I'm interested in the open making license

  • Mel Chua - from Summer of Content founding team. I've been looking for something like this for a long time and want to help with some kind of initiative directed towards an open making license and outreach for the same. I'm excited about learning and helping out, but have no legal experience/knowledge and would need a lot of help and advice, or (preferred) help out on someone else's project directed towards the same goal.

Groups and people we should contact once we figure out which we're doing

  • universities & engineering colleges
  • open license orgs
    • gnu
    • creative commons
  • make magazine
  • instructables
  • ladyada (limor)

Original email from Mel

I've also been toying with the idea of a third kind of "Summer of," which Appropedia would make a very logical organization to start from - we have summer of code for software, summer of content for content, but there's no summer of <blank> for engineers, architects, and budding hackers who work on physical objects. What if there was? What if Vinay could sponsor some teenagers in Zimbabwe to do materials testing for the Hexayurt, or Chris could get a physics teacher in Guatemala to refine a water pump design over her summer break?
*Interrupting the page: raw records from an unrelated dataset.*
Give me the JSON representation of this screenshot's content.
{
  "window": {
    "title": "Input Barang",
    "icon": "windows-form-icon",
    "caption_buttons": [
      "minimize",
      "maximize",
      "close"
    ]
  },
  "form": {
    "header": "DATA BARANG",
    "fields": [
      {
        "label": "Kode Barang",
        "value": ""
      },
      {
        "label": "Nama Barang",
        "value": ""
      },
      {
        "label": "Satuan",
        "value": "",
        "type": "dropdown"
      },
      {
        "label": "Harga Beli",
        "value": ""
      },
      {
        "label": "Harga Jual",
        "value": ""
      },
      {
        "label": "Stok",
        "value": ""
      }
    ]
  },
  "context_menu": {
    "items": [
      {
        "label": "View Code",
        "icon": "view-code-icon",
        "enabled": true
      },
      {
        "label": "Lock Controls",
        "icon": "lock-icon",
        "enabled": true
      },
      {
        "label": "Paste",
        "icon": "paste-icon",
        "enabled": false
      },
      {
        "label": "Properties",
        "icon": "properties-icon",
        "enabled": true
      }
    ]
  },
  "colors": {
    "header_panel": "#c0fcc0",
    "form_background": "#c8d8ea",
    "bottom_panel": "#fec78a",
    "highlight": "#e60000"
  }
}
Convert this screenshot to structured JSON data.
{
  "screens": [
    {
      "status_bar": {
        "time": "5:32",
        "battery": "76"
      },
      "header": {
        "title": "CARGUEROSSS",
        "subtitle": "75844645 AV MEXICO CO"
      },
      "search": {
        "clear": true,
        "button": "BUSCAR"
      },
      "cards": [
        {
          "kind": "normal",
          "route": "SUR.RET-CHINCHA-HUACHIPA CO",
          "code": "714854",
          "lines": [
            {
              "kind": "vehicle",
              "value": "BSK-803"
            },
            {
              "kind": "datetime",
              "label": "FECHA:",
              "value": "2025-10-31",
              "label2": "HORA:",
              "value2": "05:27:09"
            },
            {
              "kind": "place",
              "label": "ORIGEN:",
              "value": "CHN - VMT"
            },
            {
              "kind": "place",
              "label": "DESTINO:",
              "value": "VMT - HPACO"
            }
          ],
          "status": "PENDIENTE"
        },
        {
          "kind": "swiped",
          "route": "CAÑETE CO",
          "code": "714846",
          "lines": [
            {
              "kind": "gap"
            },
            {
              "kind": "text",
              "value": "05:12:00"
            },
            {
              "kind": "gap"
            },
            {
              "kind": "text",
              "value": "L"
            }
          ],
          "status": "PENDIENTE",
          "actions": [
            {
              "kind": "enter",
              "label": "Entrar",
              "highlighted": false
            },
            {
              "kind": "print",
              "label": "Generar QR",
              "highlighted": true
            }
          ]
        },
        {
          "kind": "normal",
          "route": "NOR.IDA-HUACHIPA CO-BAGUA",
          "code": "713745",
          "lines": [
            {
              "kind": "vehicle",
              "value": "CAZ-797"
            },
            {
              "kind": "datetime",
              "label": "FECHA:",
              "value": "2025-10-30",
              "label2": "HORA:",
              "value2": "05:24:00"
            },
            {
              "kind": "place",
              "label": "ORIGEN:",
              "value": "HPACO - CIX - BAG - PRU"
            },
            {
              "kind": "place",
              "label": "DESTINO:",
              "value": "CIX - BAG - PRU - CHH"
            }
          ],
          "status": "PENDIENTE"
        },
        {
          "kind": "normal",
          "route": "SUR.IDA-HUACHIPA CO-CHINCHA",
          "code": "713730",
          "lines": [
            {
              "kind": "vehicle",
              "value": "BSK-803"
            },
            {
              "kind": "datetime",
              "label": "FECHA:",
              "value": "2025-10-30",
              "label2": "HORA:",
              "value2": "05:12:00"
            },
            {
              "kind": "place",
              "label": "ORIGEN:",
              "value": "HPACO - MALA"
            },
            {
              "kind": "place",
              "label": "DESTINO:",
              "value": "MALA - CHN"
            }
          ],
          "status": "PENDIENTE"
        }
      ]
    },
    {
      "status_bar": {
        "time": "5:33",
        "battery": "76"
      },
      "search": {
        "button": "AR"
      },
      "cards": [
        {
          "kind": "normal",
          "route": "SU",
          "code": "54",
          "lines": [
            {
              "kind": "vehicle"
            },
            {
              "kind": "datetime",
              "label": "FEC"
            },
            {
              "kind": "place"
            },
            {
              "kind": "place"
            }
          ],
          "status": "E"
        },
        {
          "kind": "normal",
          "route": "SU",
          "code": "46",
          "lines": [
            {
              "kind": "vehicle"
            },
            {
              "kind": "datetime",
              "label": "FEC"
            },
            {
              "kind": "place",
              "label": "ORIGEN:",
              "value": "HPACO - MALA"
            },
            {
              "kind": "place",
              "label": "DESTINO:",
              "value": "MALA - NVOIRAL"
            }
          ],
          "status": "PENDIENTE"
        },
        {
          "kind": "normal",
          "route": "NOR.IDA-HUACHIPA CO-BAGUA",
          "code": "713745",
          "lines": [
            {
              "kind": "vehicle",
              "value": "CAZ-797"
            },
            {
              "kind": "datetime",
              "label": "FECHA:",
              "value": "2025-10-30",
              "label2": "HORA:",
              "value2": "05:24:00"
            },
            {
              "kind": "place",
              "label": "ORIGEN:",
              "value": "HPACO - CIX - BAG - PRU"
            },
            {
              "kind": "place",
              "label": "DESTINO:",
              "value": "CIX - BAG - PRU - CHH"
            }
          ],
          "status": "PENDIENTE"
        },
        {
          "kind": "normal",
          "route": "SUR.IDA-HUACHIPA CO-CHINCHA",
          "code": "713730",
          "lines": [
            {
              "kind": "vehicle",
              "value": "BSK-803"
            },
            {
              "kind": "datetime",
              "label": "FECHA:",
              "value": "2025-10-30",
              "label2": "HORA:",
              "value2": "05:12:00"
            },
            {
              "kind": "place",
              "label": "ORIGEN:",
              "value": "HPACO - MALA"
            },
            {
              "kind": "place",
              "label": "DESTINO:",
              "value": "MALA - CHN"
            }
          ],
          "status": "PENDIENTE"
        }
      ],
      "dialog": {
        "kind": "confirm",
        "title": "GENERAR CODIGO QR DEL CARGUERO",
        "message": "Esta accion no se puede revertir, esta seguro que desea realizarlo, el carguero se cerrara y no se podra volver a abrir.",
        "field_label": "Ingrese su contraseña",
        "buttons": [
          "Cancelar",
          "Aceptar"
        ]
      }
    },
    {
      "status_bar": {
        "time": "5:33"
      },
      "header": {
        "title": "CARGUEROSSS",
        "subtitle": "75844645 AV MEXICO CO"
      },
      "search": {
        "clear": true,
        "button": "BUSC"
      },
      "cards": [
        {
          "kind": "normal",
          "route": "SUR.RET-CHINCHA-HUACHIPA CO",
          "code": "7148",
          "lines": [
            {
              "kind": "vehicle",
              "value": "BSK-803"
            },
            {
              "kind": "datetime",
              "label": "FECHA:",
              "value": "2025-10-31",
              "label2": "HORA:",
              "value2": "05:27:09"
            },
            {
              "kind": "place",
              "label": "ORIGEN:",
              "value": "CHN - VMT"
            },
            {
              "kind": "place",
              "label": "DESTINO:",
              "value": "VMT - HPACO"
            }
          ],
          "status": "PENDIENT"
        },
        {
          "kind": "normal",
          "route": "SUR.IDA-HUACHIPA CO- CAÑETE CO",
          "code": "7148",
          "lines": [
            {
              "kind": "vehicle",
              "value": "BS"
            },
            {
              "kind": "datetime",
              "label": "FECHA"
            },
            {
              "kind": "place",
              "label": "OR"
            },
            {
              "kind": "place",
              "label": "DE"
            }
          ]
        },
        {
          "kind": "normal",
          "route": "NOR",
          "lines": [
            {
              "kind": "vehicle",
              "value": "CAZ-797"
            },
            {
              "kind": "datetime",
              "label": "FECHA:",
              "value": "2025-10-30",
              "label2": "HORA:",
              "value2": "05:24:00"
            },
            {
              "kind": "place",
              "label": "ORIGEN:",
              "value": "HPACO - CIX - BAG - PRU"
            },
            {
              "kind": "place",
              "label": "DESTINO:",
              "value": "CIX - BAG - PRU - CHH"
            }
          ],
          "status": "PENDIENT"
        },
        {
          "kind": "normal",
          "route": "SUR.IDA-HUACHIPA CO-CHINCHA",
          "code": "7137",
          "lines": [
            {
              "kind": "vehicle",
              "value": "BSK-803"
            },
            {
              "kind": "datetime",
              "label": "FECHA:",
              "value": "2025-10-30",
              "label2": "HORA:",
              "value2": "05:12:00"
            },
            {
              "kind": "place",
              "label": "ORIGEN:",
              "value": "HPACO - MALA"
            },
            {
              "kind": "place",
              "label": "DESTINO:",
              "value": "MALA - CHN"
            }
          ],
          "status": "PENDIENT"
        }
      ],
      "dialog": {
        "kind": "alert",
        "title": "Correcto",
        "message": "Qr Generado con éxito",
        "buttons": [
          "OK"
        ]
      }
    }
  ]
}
The exciting thing about that idea is not so much "hey, more people are building open-source engineering work for goodness and justice!" but that people doing those projects will force an infrastructure for those kinds of projects to come into being. There is a very poor selection of tools for engineers, architects, etc. who want to make openly-licensed work. As a coder, I can easily run 100% open source software and learn from open-licensed content tutorials, to make a piece of open-source code I want to release.

As an engineer, I'm out of luck. There are few open-content instructional books on engineering, architecture, and creating physical things in general. (This is a pet project of mine - spent most of my last year in college on it.) There's no real good open-source CAD tool, robotics toolset, pcb layout, numerical simulator (oh, I know there's stuff out there, but it's hard to use, and octave can't compare to matlab's libraries yet). I have to use lots of closed-source things to make something open-source.

It's also hard to open-source the stuff once I do make it. Current open licenses aren't made for things like building designs or board layout specs - there are apparently some holes in the IP that make it hard to release plans and physical products under an open license. On top of that, it's hard for me to find a place and way to easily and cleanly document my work... Doing a Summer of Making (tentative name) program means all this infrastructure *will* come into existence because it *has* to, and it'll be built in direct response to the needs of actual projects.

Thoughts? Summer of Making a viable option? I think it might be a good Appropedia fit. It would take a *lot* of work, but would be a good outreach project, good chance to get funding, and good chance to get more international participation and new contributors. Also dovetails nicely into a triad - Summers of Code, Content, and Making can feed off each other & create an ecosystem of projects.